Jamie Syer was Dean of the Victoria Conservatory of Music until 2012. He was Head of the Conservatory’s Keyboard Department, and also taught at the UVic School of Music. As a lecturer for UVic’s Faculty of Continuing Education, he led two arts-related travel tours to France.
He is the founder of the Victoria Conservatory’s Young Artists Collegium program, which offers an enriched curriculum for talented young musicians.
Jamie has a lifelong interest in music theatre. He was Musical Director for a production of Matilda, and recently composed an original musical, Camp Spartan, which premièred in February 2023
Bruce Vogt
Canadian pianist Bruce Vogt was born in southern Ontario but for the past 43 years has lived and worked in Victoria, BC and taught at the University of Victoria as Professor of Piano. As a soloist, he has appeared regularly in concerts within Canada and he tours yearly in many countries throughout Europe and Asia. His repertoire encompasses music from the sixteenth century to the present. In addition to having a special affinity for the music of Franz Liszt, he has performed on period instruments, and commissioned and premièred a number of new works.
Because he sees teaching and working with young pianists and with piano teachers as an important commitment, he makes himself available as much as possible for master classes, workshops, festival adjudications, and lectures.
In recent years, he has received many invitations in Canada and abroad to indulge another of his passions: improvising accompaniments to great films of the silent era. He has played for and lectured about films by Chaplin, Keaton, Lloyd, Griffith, Murnau and others.
Michelle Fillion
Musicologist and pianist Michelle Fillion is Professor Emerita of Music at the University of Victoria, where she taught the history and performance practices of the classical, romantic, and modern periods until retirement. She also taught for almost two decades at Mills College in Oakland, California, where she was Head of the Music Department, and at McGill and Queen’s Universities.

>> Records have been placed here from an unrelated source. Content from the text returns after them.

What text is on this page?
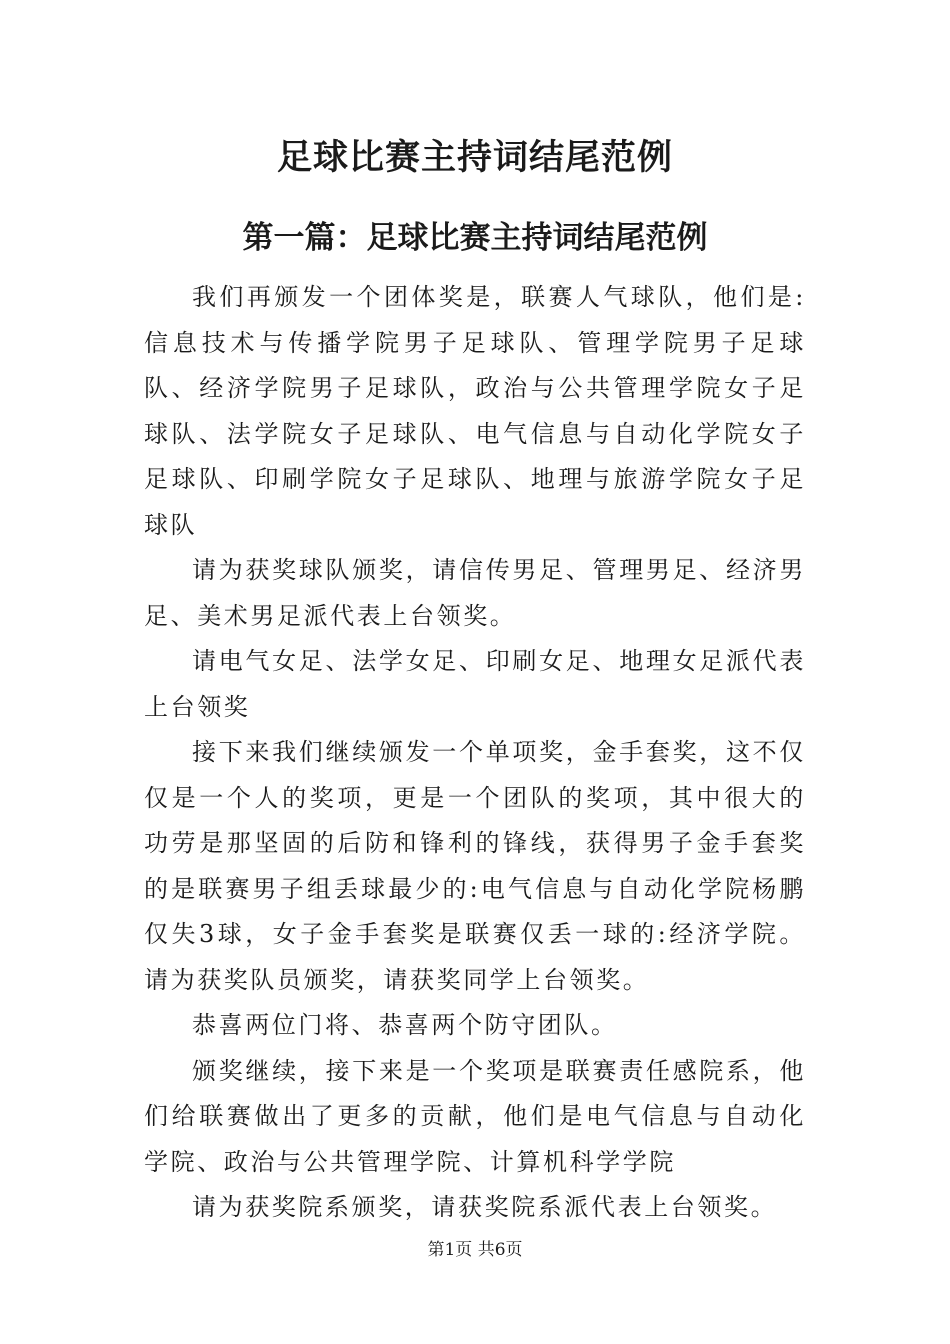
足球比赛主持词结尾范例
第一篇：足球比赛主持词结尾范例

我们再颁发一个团体奖是，联赛人气球队，他们是:信息技术与传播学院男子足球队、管理学院男子足球队、经济学院男子足球队，政治与公共管理学院女子足球队、法学院女子足球队、电气信息与自动化学院女子足球队、印刷学院女子足球队、地理与旅游学院女子足球队

请为获奖球队颁奖，请信传男足、管理男足、经济男足、美术男足派代表上台领奖。

请电气女足、法学女足、印刷女足、地理女足派代表上台领奖

接下来我们继续颁发一个单项奖，金手套奖，这不仅仅是一个人的奖项，更是一个团队的奖项，其中很大的功劳是那坚固的后防和锋利的锋线，获得男子金手套奖的是联赛男子组丢球最少的:电气信息与自动化学院杨鹏仅失3球，女子金手套奖是联赛仅丢一球的:经济学院。请为获奖队员颁奖，请获奖同学上台领奖。

恭喜两位门将、恭喜两个防守团队。

颁奖继续，接下来是一个奖项是联赛责任感院系，他们给联赛做出了更多的贡献，他们是电气信息与自动化学院、政治与公共管理学院、计算机科学学院

请为获奖院系颁奖，请获奖院系派代表上台领奖。

第1页 共6页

She is the author of Difficult Rhythm: Music and the Word in E. M. Forster (University of Illinois Press, 2010) and the editor of Gordon Mumma: Cybersonic Arts: Adventures in American New Music (University of Illinois Press, 2015). More recently she served on the Editorial Board of the two-volume Collected Songs of Poldowski (Hildegard Press, 2020 and 2022). Currently she is preparing composer Gordon Mumma’s extensive musical archive for placement at the New York Public Library. She received her PhD in musicology from Cornell University.